A likely roof leak: where the dorner roof meets the main roof
If I had to guess, a little bit of water’s been getting in right there, because when water gets backed up, that’s what happens—it’ll leave this dirt trail. So, we’re going to redo all this flashing, take all this siding off. We’re taking the shingles off now, and we’re going to take care of this problem today—hopefully in one day.
Don't butt shingles near step flashing
Okay. No-no number two: you never want a butt joint this close to the edge of a flashing. Because if water’s getting in here—and it will—it’s going to migrate. It wants to get over here, and you can even see it’s been getting in up here. This has been leaking up here, and that’s no-no number two.
Step flashing needs a vertical leg
No-no number three: I just took that shingle out and thought, well, let’s see. That step flashing doesn’t have a vertical leg—that’s not going to help anything.
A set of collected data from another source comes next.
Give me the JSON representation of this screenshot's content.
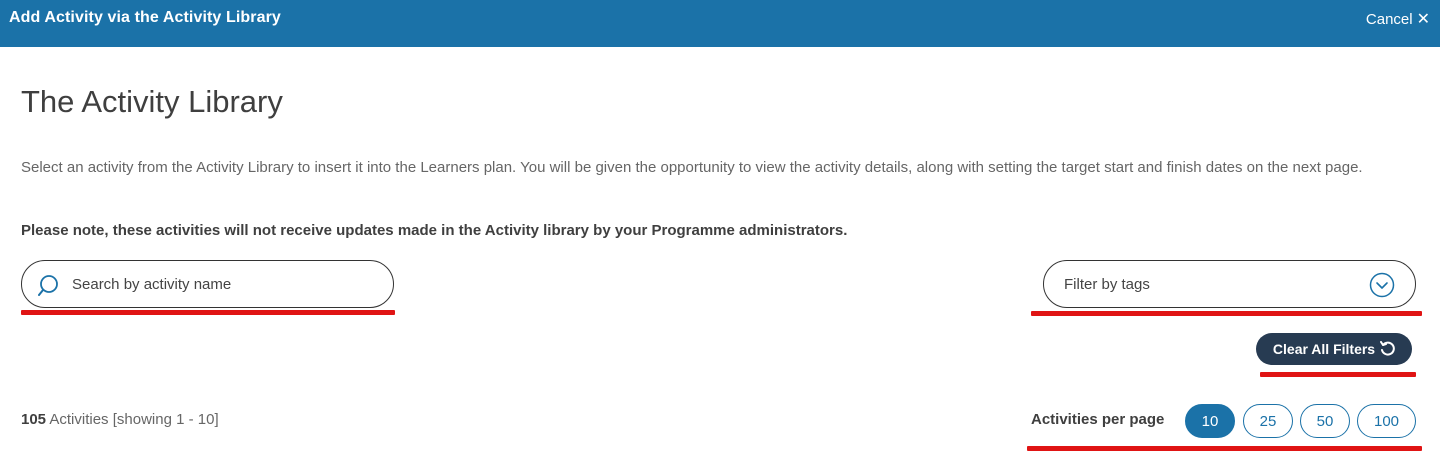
{
  "header": {
    "title": "Add Activity via the Activity Library",
    "cancel_label": "Cancel",
    "cancel_icon": "close-icon"
  },
  "main": {
    "title": "The Activity Library",
    "intro": "Select an activity from the Activity Library to insert it into the Learners plan. You will be given the opportunity to view the activity details, along with setting the target start and finish dates on the next page.",
    "note": "Please note, these activities will not receive updates made in the Activity library by your Programme administrators."
  },
  "search": {
    "placeholder": "Search by activity name",
    "value": "",
    "icon": "search-icon"
  },
  "filter": {
    "label": "Filter by tags",
    "icon": "chevron-down-circle-icon"
  },
  "clear_filters": {
    "label": "Clear All Filters",
    "icon": "reset-icon"
  },
  "results": {
    "count": "105",
    "count_suffix": "Activities [showing 1 - 10]"
  },
  "per_page": {
    "label": "Activities per page",
    "options": [
      "10",
      "25",
      "50",
      "100"
    ],
    "selected": "10"
  },
  "colors": {
    "primary": "#1b72a8",
    "dark_button": "#273b52",
    "annotation_red": "#e01414"
  }
}
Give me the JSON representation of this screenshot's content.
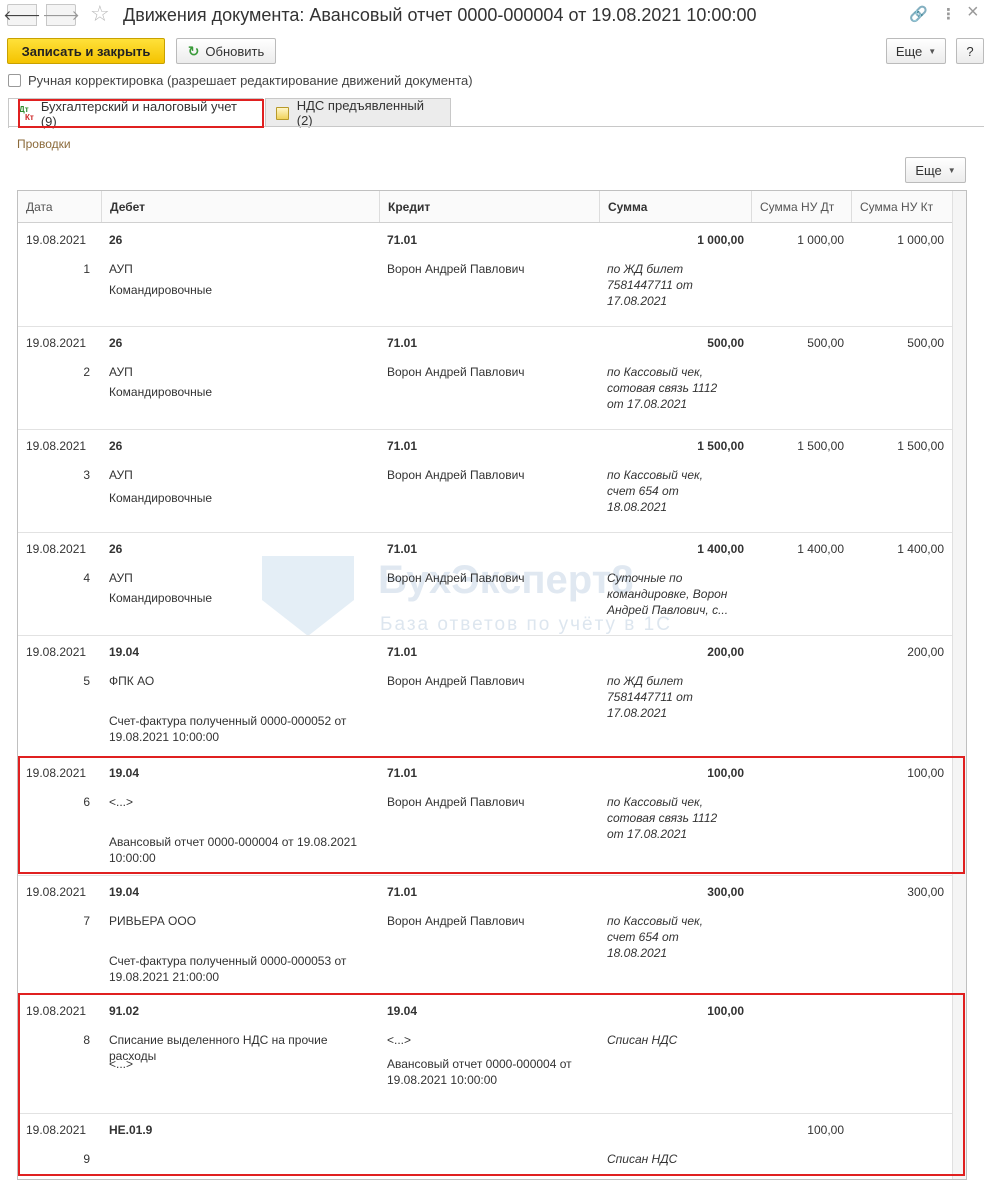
{
  "window": {
    "title": "Движения документа: Авансовый отчет 0000-000004 от 19.08.2021 10:00:00",
    "back_icon": "🡐",
    "forward_icon": "🡒",
    "star_icon": "☆",
    "link_icon": "🔗",
    "menu_icon": "⋮",
    "close_icon": "×"
  },
  "toolbar": {
    "save_close_label": "Записать и закрыть",
    "refresh_icon": "↻",
    "refresh_label": "Обновить",
    "more_label": "Еще",
    "help_label": "?"
  },
  "manual": {
    "label": "Ручная корректировка (разрешает редактирование движений документа)",
    "checked": false
  },
  "tabs": [
    {
      "label": "Бухгалтерский и налоговый учет (9)",
      "icon_dt": "Дт",
      "icon_kt": "Кт",
      "active": true
    },
    {
      "label": "НДС предъявленный (2)",
      "active": false
    }
  ],
  "section": {
    "title": "Проводки",
    "more_label": "Еще"
  },
  "table": {
    "columns": [
      "Дата",
      "Дебет",
      "Кредит",
      "Сумма",
      "Сумма НУ Дт",
      "Сумма НУ Кт"
    ],
    "rows": [
      {
        "date": "19.08.2021",
        "num": "1",
        "debit": "26",
        "debit_sub1": "АУП",
        "debit_sub2": "Командировочные",
        "credit": "71.01",
        "credit_sub1": "Ворон Андрей Павлович",
        "credit_sub2": "",
        "sum": "1 000,00",
        "sum_nu_dt": "1 000,00",
        "sum_nu_kt": "1 000,00",
        "content": " по ЖД билет 7581447711 от 17.08.2021"
      },
      {
        "date": "19.08.2021",
        "num": "2",
        "debit": "26",
        "debit_sub1": "АУП",
        "debit_sub2": "Командировочные",
        "credit": "71.01",
        "credit_sub1": "Ворон Андрей Павлович",
        "credit_sub2": "",
        "sum": "500,00",
        "sum_nu_dt": "500,00",
        "sum_nu_kt": "500,00",
        "content": " по Кассовый чек, сотовая связь 1112 от 17.08.2021"
      },
      {
        "date": "19.08.2021",
        "num": "3",
        "debit": "26",
        "debit_sub1": "АУП",
        "debit_sub2": "Командировочные",
        "credit": "71.01",
        "credit_sub1": "Ворон Андрей Павлович",
        "credit_sub2": "",
        "sum": "1 500,00",
        "sum_nu_dt": "1 500,00",
        "sum_nu_kt": "1 500,00",
        "content": " по Кассовый чек, счет 654 от 18.08.2021"
      },
      {
        "date": "19.08.2021",
        "num": "4",
        "debit": "26",
        "debit_sub1": "АУП",
        "debit_sub2": "Командировочные",
        "credit": "71.01",
        "credit_sub1": "Ворон Андрей Павлович",
        "credit_sub2": "",
        "sum": "1 400,00",
        "sum_nu_dt": "1 400,00",
        "sum_nu_kt": "1 400,00",
        "content": "Суточные по командировке, Ворон Андрей Павлович, с..."
      },
      {
        "date": "19.08.2021",
        "num": "5",
        "debit": "19.04",
        "debit_sub1": "ФПК АО",
        "debit_sub2": "Счет-фактура полученный 0000-000052 от 19.08.2021 10:00:00",
        "credit": "71.01",
        "credit_sub1": "Ворон Андрей Павлович",
        "credit_sub2": "",
        "sum": "200,00",
        "sum_nu_dt": "",
        "sum_nu_kt": "200,00",
        "content": "по ЖД билет 7581447711 от 17.08.2021"
      },
      {
        "date": "19.08.2021",
        "num": "6",
        "debit": "19.04",
        "debit_sub1": "<...>",
        "debit_sub2": "Авансовый отчет 0000-000004 от 19.08.2021 10:00:00",
        "credit": "71.01",
        "credit_sub1": "Ворон Андрей Павлович",
        "credit_sub2": "",
        "sum": "100,00",
        "sum_nu_dt": "",
        "sum_nu_kt": "100,00",
        "content": "по Кассовый чек, сотовая связь 1112 от 17.08.2021"
      },
      {
        "date": "19.08.2021",
        "num": "7",
        "debit": "19.04",
        "debit_sub1": "РИВЬЕРА ООО",
        "debit_sub2": "Счет-фактура полученный 0000-000053 от 19.08.2021 21:00:00",
        "credit": "71.01",
        "credit_sub1": "Ворон Андрей Павлович",
        "credit_sub2": "",
        "sum": "300,00",
        "sum_nu_dt": "",
        "sum_nu_kt": "300,00",
        "content": "по Кассовый чек, счет 654 от 18.08.2021"
      },
      {
        "date": "19.08.2021",
        "num": "8",
        "debit": "91.02",
        "debit_sub1": "Списание выделенного НДС на прочие расходы",
        "debit_sub2": "<...>",
        "credit": "19.04",
        "credit_sub1": "<...>",
        "credit_sub2": "Авансовый отчет 0000-000004 от 19.08.2021 10:00:00",
        "sum": "100,00",
        "sum_nu_dt": "",
        "sum_nu_kt": "",
        "content": "Списан НДС"
      },
      {
        "date": "19.08.2021",
        "num": "9",
        "debit": "НЕ.01.9",
        "debit_sub1": "",
        "debit_sub2": "",
        "credit": "",
        "credit_sub1": "",
        "credit_sub2": "",
        "sum": "",
        "sum_nu_dt": "100,00",
        "sum_nu_kt": "",
        "content": "Списан НДС"
      }
    ]
  },
  "watermark": {
    "title": "БухЭксперт8",
    "subtitle": "База ответов по учёту в 1С"
  }
}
Okay, so this one is trying to do something; it’s curled up. We’re going to end up taking this fascia off and redoing that. And we have no-no number four.
I just took out—which one? This one? That one? No, I think it was this one. I just took this one out. Okay, that one was up in there trapping water on a seam. This is a joint right here, so water’s been getting in here the entire time—right in there. Can’t see it—that’s a nail turned sideways.
Roofing nails should be installed flat
So, this is the nail head under the ice and water that’s been leaking ever since. Okay, so we got one layer of flashing out. This is a second layer of step flashing, because two layers of step flashing will definitely keep it out once the first one fails. And then you ice and water everything. That’s when I know I’ve got some real professionals here. Sarcasm. Sarcasm.
Headwall flashing goes ON TOP of the shingles
Okay, we’re still on this job—still doing the tear-off portion of it. Here’s your beauty row. They call this the beauty row so you don’t see the flashing. Well, you took the ice and water and you put it on top of the flashing. Then you stopped it here.
There’s the headwall flashing. Go ahead and cut this—let’s verify that’s the headwall flashing. Well, that headwall flashing is supposed to come on top of the shingle; otherwise, it doesn’t do anything there. It just drives water right in—it helps bring water into the house.
We took the top two layers of shingles out right before this wall begins—this dormer. And of course, water comes down here. It was all getting trapped in. You can see the nail heads are rusted to beat the band. These rusted off completely—and these.
EDITOR'S NOTE: Water generally runs downhill. Layers in a building assembly should be overlapped with upper layers overlapping lower layers to direct water out of the assembly. Otherwise, you are building a water injection system.